The results could then be used to develop a mainstreaming plan to suit the organisations individual needs.

  • Accession countries to the European Union must comply with various guidelines and criteria prior to receiving member state status. Equal opportunities as part of the employment guidelines is one of those criteria. While an important development, these guidelines are being criticised for being too general and directed solely at the public sector whose status in such countries has decreased tremendously. In order to meet the expectations of the EU regarding equal opportunities, new, more specific, guidelines could be drawn up and made applicable many different public and private sector actors.
  • Tensions between culture, equal opportunities and labour ministries and their policies need to be resolved via co-operation on joint strategic plans to improve the professional status of women working in the arts and media.


C. Information and Communication

  • Statistical systems and categories used to collect data and information about employment are limited.
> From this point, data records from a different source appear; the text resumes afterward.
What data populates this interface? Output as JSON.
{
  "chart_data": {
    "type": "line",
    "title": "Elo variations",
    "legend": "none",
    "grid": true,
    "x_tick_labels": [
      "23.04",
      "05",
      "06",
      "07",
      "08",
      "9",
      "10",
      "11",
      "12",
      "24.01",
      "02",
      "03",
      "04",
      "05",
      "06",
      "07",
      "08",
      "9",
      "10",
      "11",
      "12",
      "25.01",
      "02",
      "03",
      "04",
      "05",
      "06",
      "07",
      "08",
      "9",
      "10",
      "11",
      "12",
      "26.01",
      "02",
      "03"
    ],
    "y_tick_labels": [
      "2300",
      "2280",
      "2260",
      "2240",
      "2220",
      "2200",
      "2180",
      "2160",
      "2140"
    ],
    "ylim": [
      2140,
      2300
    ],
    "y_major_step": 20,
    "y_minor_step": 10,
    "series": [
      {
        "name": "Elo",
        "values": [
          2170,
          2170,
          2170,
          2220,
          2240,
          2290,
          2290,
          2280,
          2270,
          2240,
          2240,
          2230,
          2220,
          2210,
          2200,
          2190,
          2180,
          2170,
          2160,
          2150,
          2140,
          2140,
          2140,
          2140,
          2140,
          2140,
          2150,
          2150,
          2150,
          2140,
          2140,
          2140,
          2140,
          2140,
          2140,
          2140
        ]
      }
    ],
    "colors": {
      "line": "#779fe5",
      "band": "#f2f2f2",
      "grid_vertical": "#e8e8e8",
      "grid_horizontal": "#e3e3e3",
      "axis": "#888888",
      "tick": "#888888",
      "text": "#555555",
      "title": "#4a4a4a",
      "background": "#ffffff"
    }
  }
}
There is a surprising and alarming need for official and organisational statistics to take a clear account of gender. In the ERICarts study, it was found that the increase in the labour market in the past 10 years has been due mostly to the increase of access to women in the arts, culture and media (sometimes by over 200%). Without gendered data, the impact of women's contribution and changes to organisational structures can not be determined.
  • Constant lobbying, careful monitoring and streams of information to the public about the professional status of women in the arts and media (eg. their poor representation in decision-making bodies or funding organisations, in higher teaching positions in universities or academies) does in fact make a difference as has been demonstrated in Germany as a result of over 10 years of research in this field or in Italy through the creation of Equal Opportunity bodies in every Ministry and state funded organisation. Acknowledging women's contribution to the arts and culture through their inclusion in textbooks is one way of securing a permanent record about their achievements and to provide "positive role models" for future generations. Additional resources on the European, national, regional or local levels to support such activities are required. Initiatives should not only focus on raising awareness among the public at large, but also directed toward women practitioners themselves as many do not realise the inequalities they face in labour market and are just happy that they have a job.
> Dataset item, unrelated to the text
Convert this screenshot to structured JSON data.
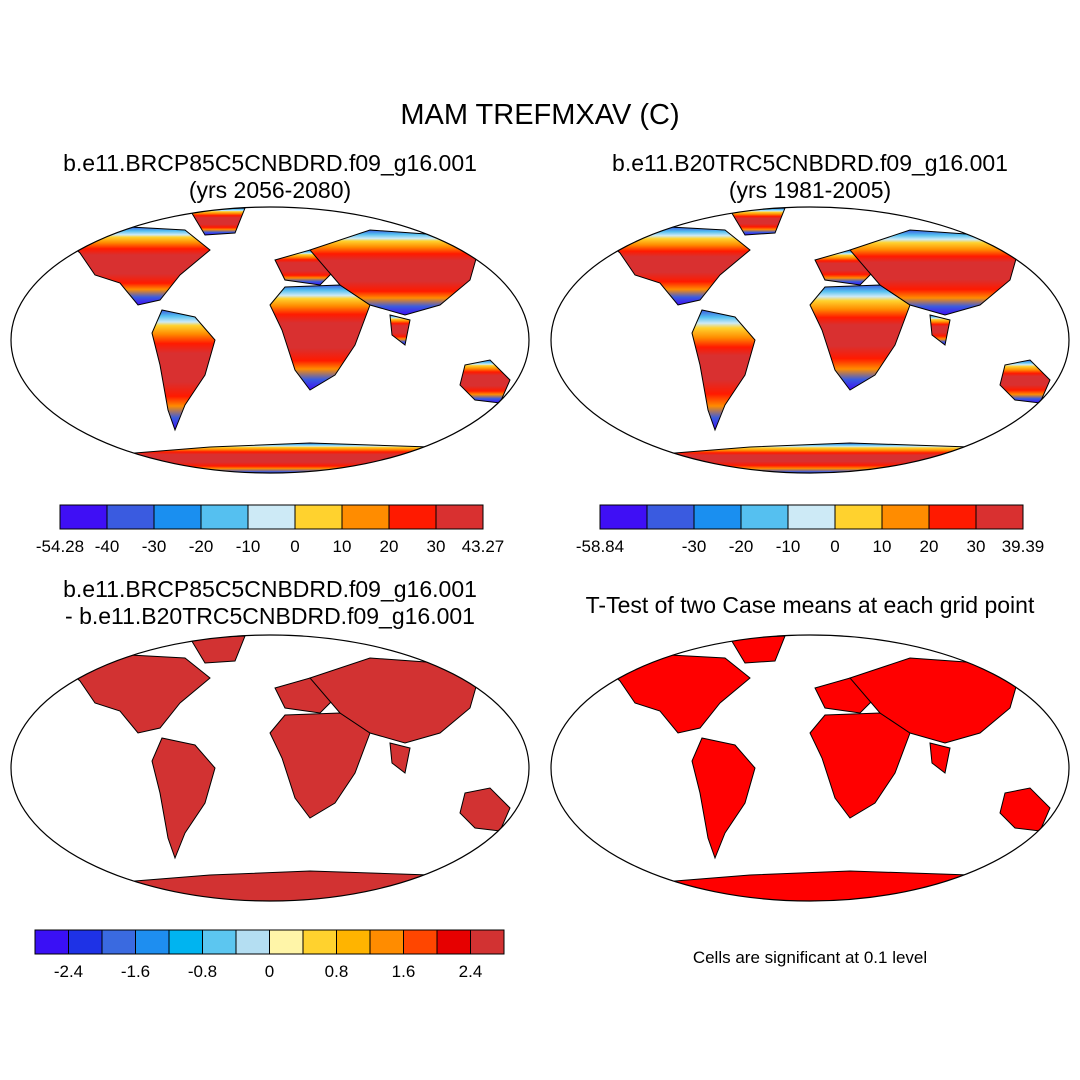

  • Information and communication about women's achievements in the arts, culture and media sectors remains necessary for the time being despite fears of marginalisation or ghettoisation of women's work. Collections of such work via Women's Museums or resource centres of Women in Music (of which there are now 27 throughout Europe), have been able to refute myths such as "there are no works of women available" or "women's work must be of lesser value/quality if they have not been able to participate in mainstream cultural institutions or the marketplace in general". Such venues have allowed works by women to be displayed and viewed by the general public a right which is not necessarily guaranteed to them and can be considered as strategies or first steps towards integrating the work of women into the mainstream.